Over time, he’s learned to identify his symptoms in hopes of preventing lasting damage to his brain.
"It’s not an injury that you necessarily are in a lot of pain or anything," Ballard said. "You get some headaches here and there. They can all vary, too."
But he’s heard the horror stories. The late Derek Boogaard’s accidental overdose from a mixture of the drug oxycodone and alcohol. The careers of Chris Pronger, Marc Savard, Eric Lindros and Scott Stevens ended due to repeated blows to the head.
Like the former Wild forward Boogaard, fellow enforcers Rick Rypien and Wade Belak died in their 20s. Rypien was found to have reportedly committed suicide, and all three dealt with substance and alcohol abuse. Their deaths sparked debate across the hockey world about the NHL’s responsibility in dealing with concussions and their aftermath.
Researchers discovered Boogaard had chronic traumatic encephalopathy, commonly known as CTE, a degenerative brain disease commonly associated with head injuries from contact sports or military combat. CTE commonly includes symptoms of dementia, memory loss, confusion, aggression and depression years after the initial trauma.
The subject of head injuries remains one of great controversy in hockey, football and other contact sports today. Just last month, a group of former NHL players filed a class-action lawsuit alleging the league has glorified fighting and downplayed the risk of resulting head injuries.
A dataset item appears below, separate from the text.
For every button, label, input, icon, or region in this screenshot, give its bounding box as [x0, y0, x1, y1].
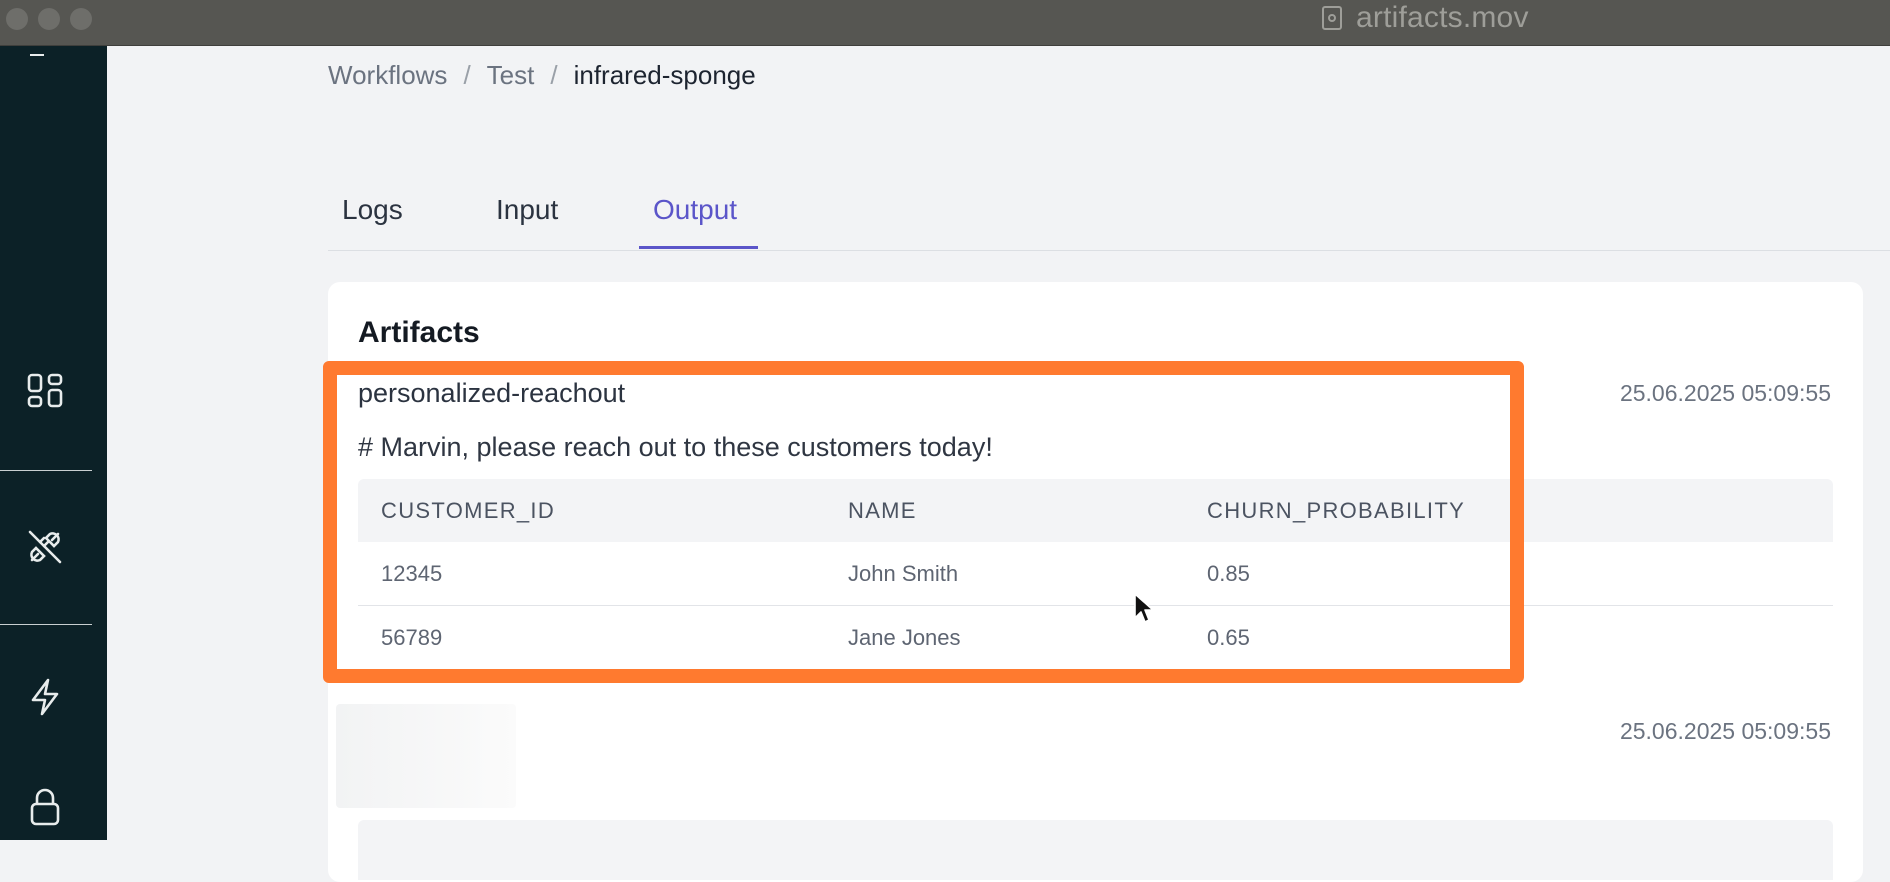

"It’s terrible," Ballard said. "It is a part of the game, and you’re not going be able to avoid them. The one I had earlier this year, I got a puck in the face. That happens, and you just have to understand the circumstances and understand the long-term effects."
Starting with commissioner Gary Bettman’s "five-point plan" instituted in March 2011, the league has attempted reduce concussions in the game. Trainers operate under stricter protocols that include thorough testing for symptoms, and equipment makers continue to develop helmets that better protect a player’s skull.
"I would say it’s changed a great deal, and for the better of the game and the better of the players," Wild coach Mike Yeo said after the team’s morning skate Tuesday. "The players are the ones that are putting on the show. They’re what people come to see, and they’re the commodity that we should be trying to protect here."
The second-period hit that knocked Ballard out of Game 4 cost Bollig a two-game suspension. The league ruled he intentionally checked Ballard from behind.
Officials assessed Bollig a two-minute minor penalty for boarding.
Ballard said the hit wasn’t "overly malicious" and wasn’t sore over not hearing from Bollig afterward.
"Too much gets made of the whole ‘did he text you? Or did he –‘" Ballard said. "I don’t give a (expletive). I honestly don’t. That’s what happens, right? I’ve hit guys, and they’ve been injured. I don’t think it was an overly malicious kind of hit. It was probably a dumb play, but that stuff doesn’t really matter to me."
After returning to the ice for practice Monday, Ballard will again replace Prosser, who in 10 playoff games has yet to record a point. Like Ballard, left winger Matt Moulson practiced Monday and skated Tuesday but won’t dress for Game 6.
Goalie Darcy Kuemper, who’s been out since Game 7 of the first round with a head injury of his own, participated in the team’s morning skate and will back up Ilya Bryzgalov Tuesday night.
Defenseman Ryan Suter didn’t skate Tuesday morning, but that’s because he was at a routine dentist’s appointment, Yeo said.
Suter, Ballard and a defensive unit that allowed 37 total shots on goal in Games 3 and 4 at the Xcel Energy Center ought to behoove Minnesota in its quest to erase a second straight 3-2 series deficit. It’s a position the Wild’s well accustomed to after outlasting Colorado in seven games during the Western Conference quarterfinals.
"Our survival instincts have been much stronger than our killer instincts," the coach said.
Said left wing Zach Parise: "I don’t know why that is. We have responded very well. When we’ve needed to win games, when we’ve needed to play really well, we’ve done it."